= Yashwant Trivedi =

Indian poet (1934–2024)

Yashwant Trivedi (16 September 1934 – 3 May 2024) was an Indian Gujarati poet, essayist and critic.

==Early life and career==
Yashwant Trivedi was born on 16 September 1934 in Palitana (now Bhavnagar district, Gujarat) to Ramshankar and Rambhaben. His family belonged to Mahuva. He completed B. A. in Economics and Statistics from Samaldas College, Bhavnagar in 1956. He completed M. A. in Gujarati in 1965. He was awarded Ph.D. in 1979 for his thesis, Kavyani Paribhasha. He served as a professor of Gujarati in several colleges of Mumbai. Later he served as the professor and head of the department of Gujarati in the University of Mumbai. He retired from there. He was the president of literature department of Kalagurjari institute.

==Works==
Trivedi started writing in 1956. He wrote modern poetry. His first poetry collection Kshitijne Vansvan (1971) has songs and non-metrical poetry. It is followed by Pariprashna (1975). Paridevna (1976) and Pashchima have poems written on the occasion of death of his writer friend Priyakant Maniar and his foreign visit respectively. His other poetry collections are Ashlesh (1988), Enu Koi Naam Hot...! (1998), Radhakrishna Geetika (2000), Gopigeet Bhramargeet (2006), Akhkhi Prithvi Taro Prempatra Chhe (1996). Parishesh (1978) has hundred poems selected by Pramodkumar Patel. Pralambita (1981) has 76 poems explained by various critics and edited by Ramesh Shukla.
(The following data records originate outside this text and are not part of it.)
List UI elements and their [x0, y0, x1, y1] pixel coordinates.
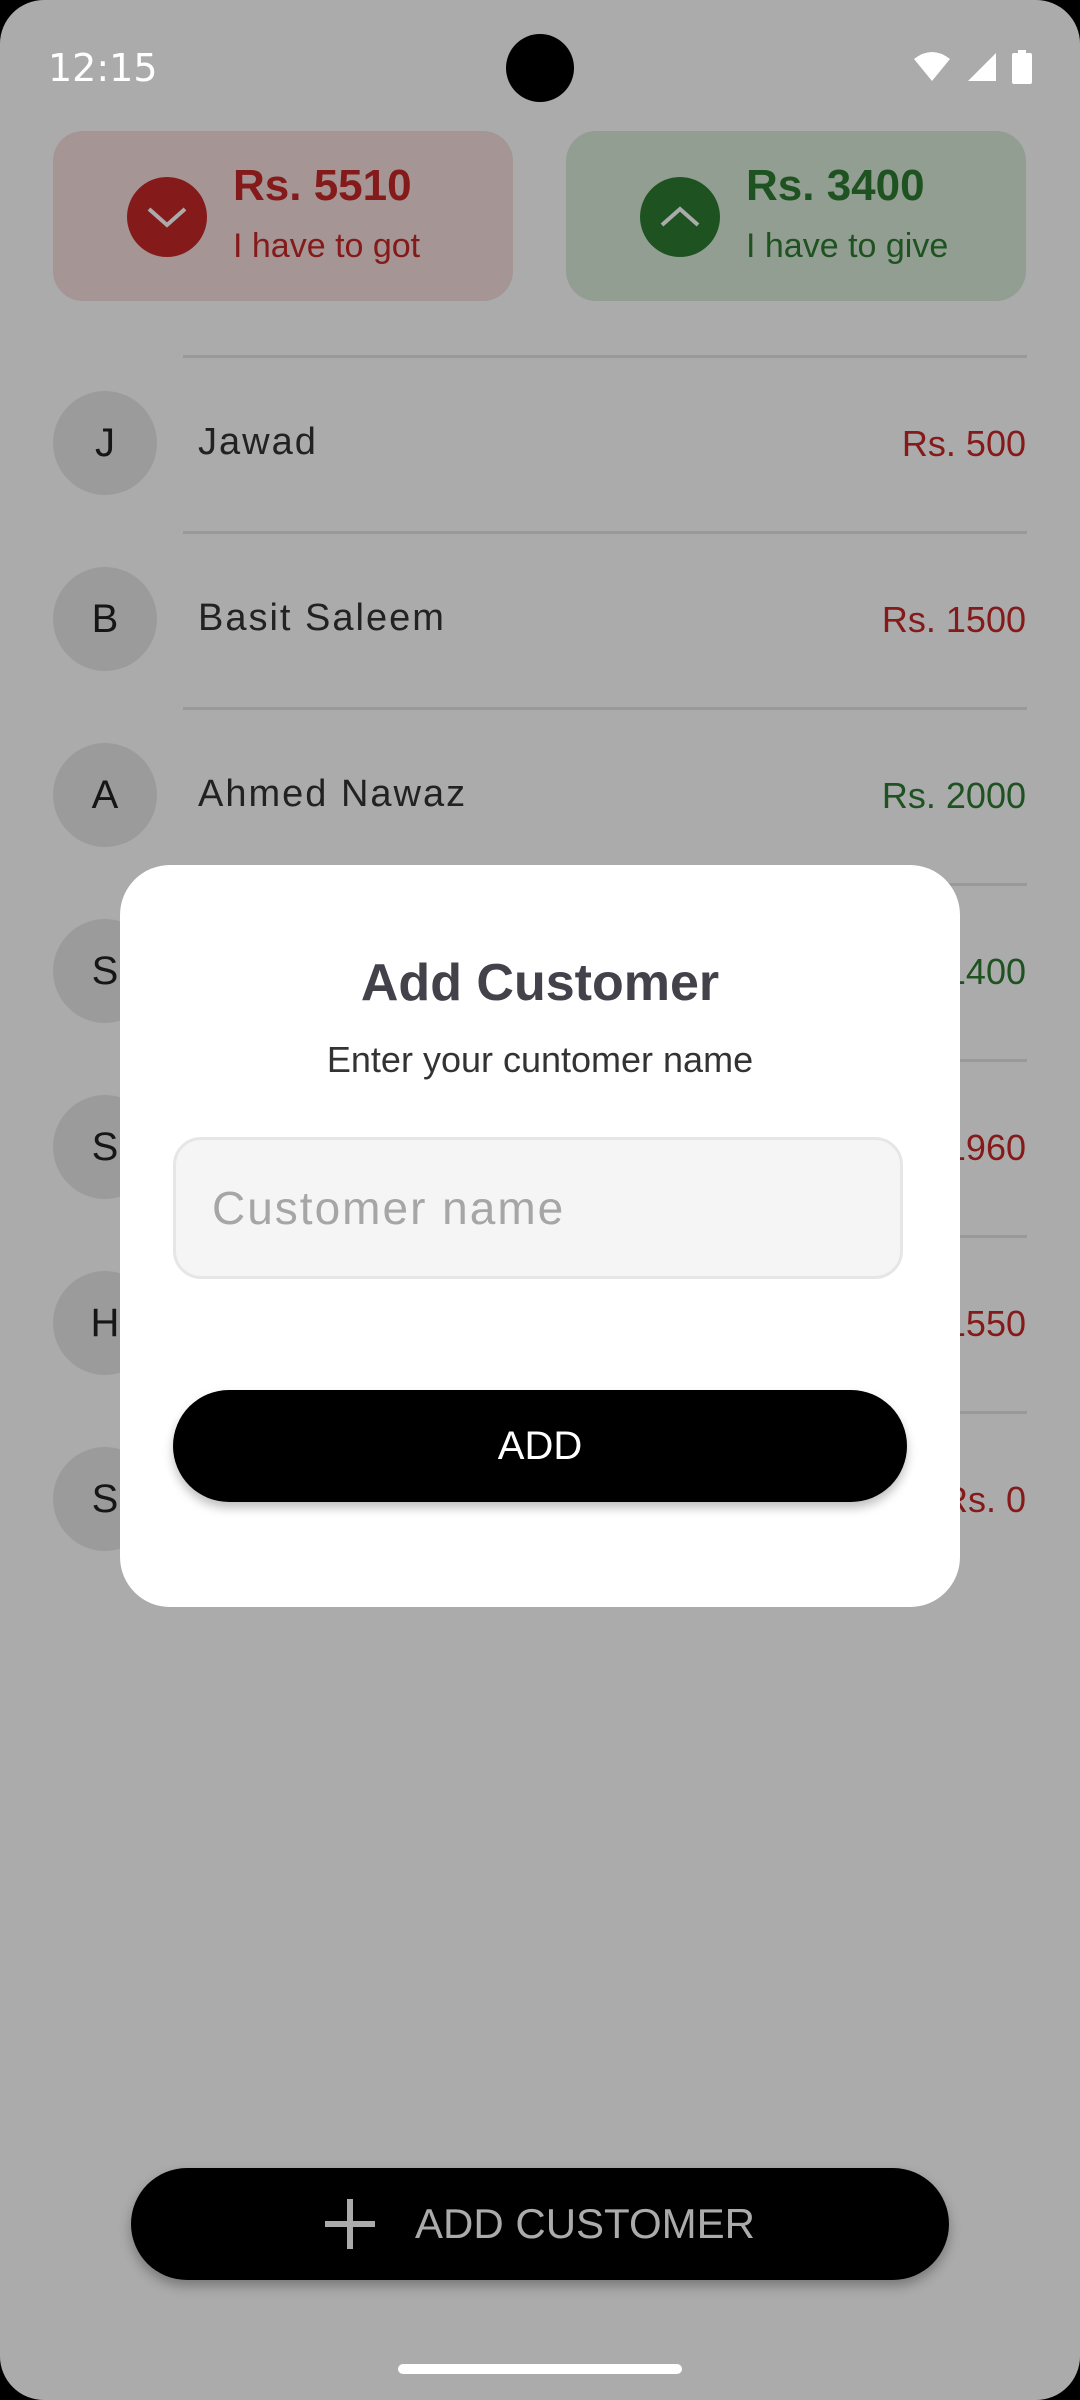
- camera-cutout: [506, 34, 574, 102]
- add-customer-dialog: Add Customer Enter your cuntomer name AD…: [120, 865, 960, 1607]
- dialog-subtitle: Enter your cuntomer name: [326, 1039, 754, 1080]
- status-time: 12:15: [48, 46, 158, 90]
- status-icons: [912, 50, 1032, 84]
- app-screen: Rs. 5510 I have to got Rs. 3400 I have t…: [0, 0, 1080, 2400]
- status-bar: 12:15: [0, 0, 1080, 140]
- customer-name-input[interactable]: [173, 1137, 903, 1279]
- wifi-icon: [912, 51, 952, 83]
- battery-icon: [1012, 50, 1032, 84]
- add-button[interactable]: ADD: [173, 1390, 907, 1502]
- signal-icon: [966, 51, 998, 83]
- home-indicator[interactable]: [398, 2364, 682, 2374]
- dialog-title: Add Customer: [360, 954, 720, 1012]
Grusdain Got (1982) is his travelogue. Thodik Vasant Todak Bhagvanna Ansu (1982) and Vishwa Pravasna Yadgar Prasango (2004) are the collections of narrative essays near to poetry. Aa Rasto Akash Sudhi Jay Chhe? (2003) and Anam Akash (2003) are his other essay collections. Ahimsanu Darshan (1983), Man Ane Parbrahma (1983), Premdharmnu Jagran (1983), Purnatanu Achchadan (1983), Dharm-Adhyatmachintan (2004), Aa Jindagi Paramatmae Lakheli Parikatha (2005) show him as a thinker and a prose writer. Anadpuram Aavo Chho Ne? (2007) is his novel. Jalvithi (1985) is his short novel exploring love and compassion in aftermath of war. E Sooraj Uge Chhe (1956), Chir Vasant (1960) and Surdasi (1962) are his short story collections. Ashesh Akash (on poets, 1988) and Vishwani Amar Vibhutio (2004) are biographical works.

Kavitano Anandkosh (1970) and Zummaro (1976) are his poetry criticism works for students. Kavyani Paribhasha (1978) is his expansive study on literature. Ishika (1978) and Ashesh Akash (1988) are his works of criticism. Interview (1986) has collections of literary interviews. Bhashavihar (1963) is the work on grammar. Gandhikavita (1969), Swatantryottar Kavita (1973), Ane Sahitya (1975), Sahityakvad (1982), Nagar Jivanna Kavyo (2006) are edited by him.

Trivedi translated Pratiyuddhkavyo (Anti-war Poems, 1977), Pablo Neruda ni Kavita (Pablo Neruda's Poetry, 1981) and Antarrashtriya Kavio (International Poets, 1983) in Gujarati. Yashwant Trivedi - Selected Poems (1979), Gujarati: Language and Literature, The Beacon Light are his English works.

==Personal life and death==
Trivedi married Jyotsana in Mumbai in 1960 and they had a daughter and a son.

Trivedi died at P. D. Hinduja National Hospital and Medical Research Centre in Mumbai from pneumonia on 3 May 2024, at the age of 89.

==Awards==
Trivedi was awarded Soviet Land Nehru Award in 1978 for Pratiyuddh Kavyo. He was felicitated with Amruta Sahitya Sanman. He was also awarded Kaka Kalelkar Award for the best essays of the decade. He has also received Best Journalist Award, Chandulal Selarka Sahitya-Kala Gaurav Puraskar, Saraswati Samman, National Award of Sursingar Sansad's National Award for post-independence poetry, five Sahitya Akademi Prizes, Kanaiyalal Munshi Award (2010).